C&W L2 attack on the student model using its outpus(probs):

 Accuracy of the network on the 128 test images of the first batch of testloader after attacking : 76 %

 C&W L2 attack on the student model using its logits:

 Accuracy of the network on the 128 test images of the first batch of testloader after attacking : 0 %


# Analyzing the results

Answer the following questions below them: (6 points)

1.` Why do you think the attack success rate of the logits mode is generally better than the outputs(probs) mode?`

**Answer**:

I believe there are two reasons why the attack in logits mode performs better than in outputs mode.

The first reason is that when the logits are large, the softmax function enters a saturation region, which may result in **gradient vanishing**.

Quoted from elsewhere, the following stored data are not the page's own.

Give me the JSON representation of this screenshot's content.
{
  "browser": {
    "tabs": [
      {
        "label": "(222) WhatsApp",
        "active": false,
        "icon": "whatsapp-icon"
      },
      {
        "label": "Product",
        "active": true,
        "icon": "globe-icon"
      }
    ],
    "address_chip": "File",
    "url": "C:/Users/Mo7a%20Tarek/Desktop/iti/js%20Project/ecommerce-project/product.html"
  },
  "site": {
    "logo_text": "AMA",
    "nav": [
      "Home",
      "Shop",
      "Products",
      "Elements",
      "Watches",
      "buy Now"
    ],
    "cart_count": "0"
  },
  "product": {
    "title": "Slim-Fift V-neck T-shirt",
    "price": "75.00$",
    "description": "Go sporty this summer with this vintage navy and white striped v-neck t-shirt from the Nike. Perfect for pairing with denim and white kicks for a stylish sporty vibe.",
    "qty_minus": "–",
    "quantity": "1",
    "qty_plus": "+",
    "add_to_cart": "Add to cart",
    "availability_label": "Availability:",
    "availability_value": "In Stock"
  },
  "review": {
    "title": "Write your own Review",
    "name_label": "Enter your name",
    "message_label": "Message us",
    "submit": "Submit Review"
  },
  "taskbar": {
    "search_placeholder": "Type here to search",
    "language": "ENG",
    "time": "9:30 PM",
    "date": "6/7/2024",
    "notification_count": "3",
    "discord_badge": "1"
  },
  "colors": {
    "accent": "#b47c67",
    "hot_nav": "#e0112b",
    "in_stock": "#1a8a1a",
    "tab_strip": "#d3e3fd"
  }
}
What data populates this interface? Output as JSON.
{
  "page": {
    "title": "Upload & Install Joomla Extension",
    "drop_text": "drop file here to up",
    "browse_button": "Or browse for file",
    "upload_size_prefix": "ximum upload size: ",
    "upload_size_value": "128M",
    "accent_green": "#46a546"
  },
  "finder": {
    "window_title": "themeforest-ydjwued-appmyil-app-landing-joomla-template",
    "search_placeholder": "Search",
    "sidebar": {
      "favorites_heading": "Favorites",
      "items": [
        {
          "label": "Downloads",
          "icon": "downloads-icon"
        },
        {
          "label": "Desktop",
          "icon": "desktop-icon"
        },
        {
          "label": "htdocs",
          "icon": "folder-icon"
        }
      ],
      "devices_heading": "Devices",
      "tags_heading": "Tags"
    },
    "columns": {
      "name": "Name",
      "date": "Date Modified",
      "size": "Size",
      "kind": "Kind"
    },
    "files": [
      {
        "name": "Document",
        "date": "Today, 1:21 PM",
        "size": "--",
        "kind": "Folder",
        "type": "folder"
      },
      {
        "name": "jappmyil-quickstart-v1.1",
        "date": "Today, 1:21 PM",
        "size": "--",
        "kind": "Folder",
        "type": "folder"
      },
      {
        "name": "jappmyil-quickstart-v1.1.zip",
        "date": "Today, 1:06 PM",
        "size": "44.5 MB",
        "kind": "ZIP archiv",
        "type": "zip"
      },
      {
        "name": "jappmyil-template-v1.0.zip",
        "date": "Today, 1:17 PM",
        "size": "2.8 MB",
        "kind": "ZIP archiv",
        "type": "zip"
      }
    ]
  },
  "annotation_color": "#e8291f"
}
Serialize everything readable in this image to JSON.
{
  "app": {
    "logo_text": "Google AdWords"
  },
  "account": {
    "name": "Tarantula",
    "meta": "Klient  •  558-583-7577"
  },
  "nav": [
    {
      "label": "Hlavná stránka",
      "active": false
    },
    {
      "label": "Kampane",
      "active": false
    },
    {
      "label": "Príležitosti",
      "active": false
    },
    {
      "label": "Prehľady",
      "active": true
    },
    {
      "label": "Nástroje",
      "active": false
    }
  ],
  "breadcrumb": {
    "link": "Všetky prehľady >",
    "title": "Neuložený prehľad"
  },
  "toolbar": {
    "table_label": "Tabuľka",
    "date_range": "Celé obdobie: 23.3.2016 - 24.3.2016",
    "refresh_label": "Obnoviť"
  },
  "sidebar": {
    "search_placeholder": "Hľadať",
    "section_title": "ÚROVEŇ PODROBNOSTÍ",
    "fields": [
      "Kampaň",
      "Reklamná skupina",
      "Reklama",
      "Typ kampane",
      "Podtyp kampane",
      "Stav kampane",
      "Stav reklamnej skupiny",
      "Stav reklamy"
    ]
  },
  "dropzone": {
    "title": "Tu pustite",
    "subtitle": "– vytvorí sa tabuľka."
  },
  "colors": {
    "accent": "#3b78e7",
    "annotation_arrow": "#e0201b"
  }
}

The second reason is that, given the same situation, the function $$f$$ in the output mode is significantly lower than that in the logits mode. This is because after applying the softmax function, the outputs range between 0 and 1 and their sum equals 1. In the scenario where $$c=0.1$$, the term $$c \times f(x)$$ in the output mode is much smaller than that in the logits mode. Consequently, during the minimization process, the algorithm pays less attention to this term (which contributes to generating adversarial examples), making the attack less effective. As we can observe, when we use logits mode, the attack is 100% successful, but in the outputs mode, it's only 25% successful.


2. `Why defensive distillation completely failed in the logits mode?`

**Answer**:

Defensive distillation fails in logits mode primarily because it is designed to smooth out the model's output layer, making it harder for an attacker to find adversarial examples. However, in logits mode, the attack operates on the layer before the softmax function, which is not smoothed by defensive distillation. Therefore, the attack can still effectively exploit the model's vulnerabilities.


3. `As you have seen, defensive distillation is a mirage. Do you think that there is still some scenarios that this defense may be helpful?`

**Answer**:

While defensive distillation has been shown to be less effective than initially thought, it may still provide some level of protection in specific scenarios. For instance, it could potentially be useful against less sophisticated attacks or when used in combination with other defense mechanisms. However, it's important to note that relying solely on defensive distillation is not advisable due to its limitations.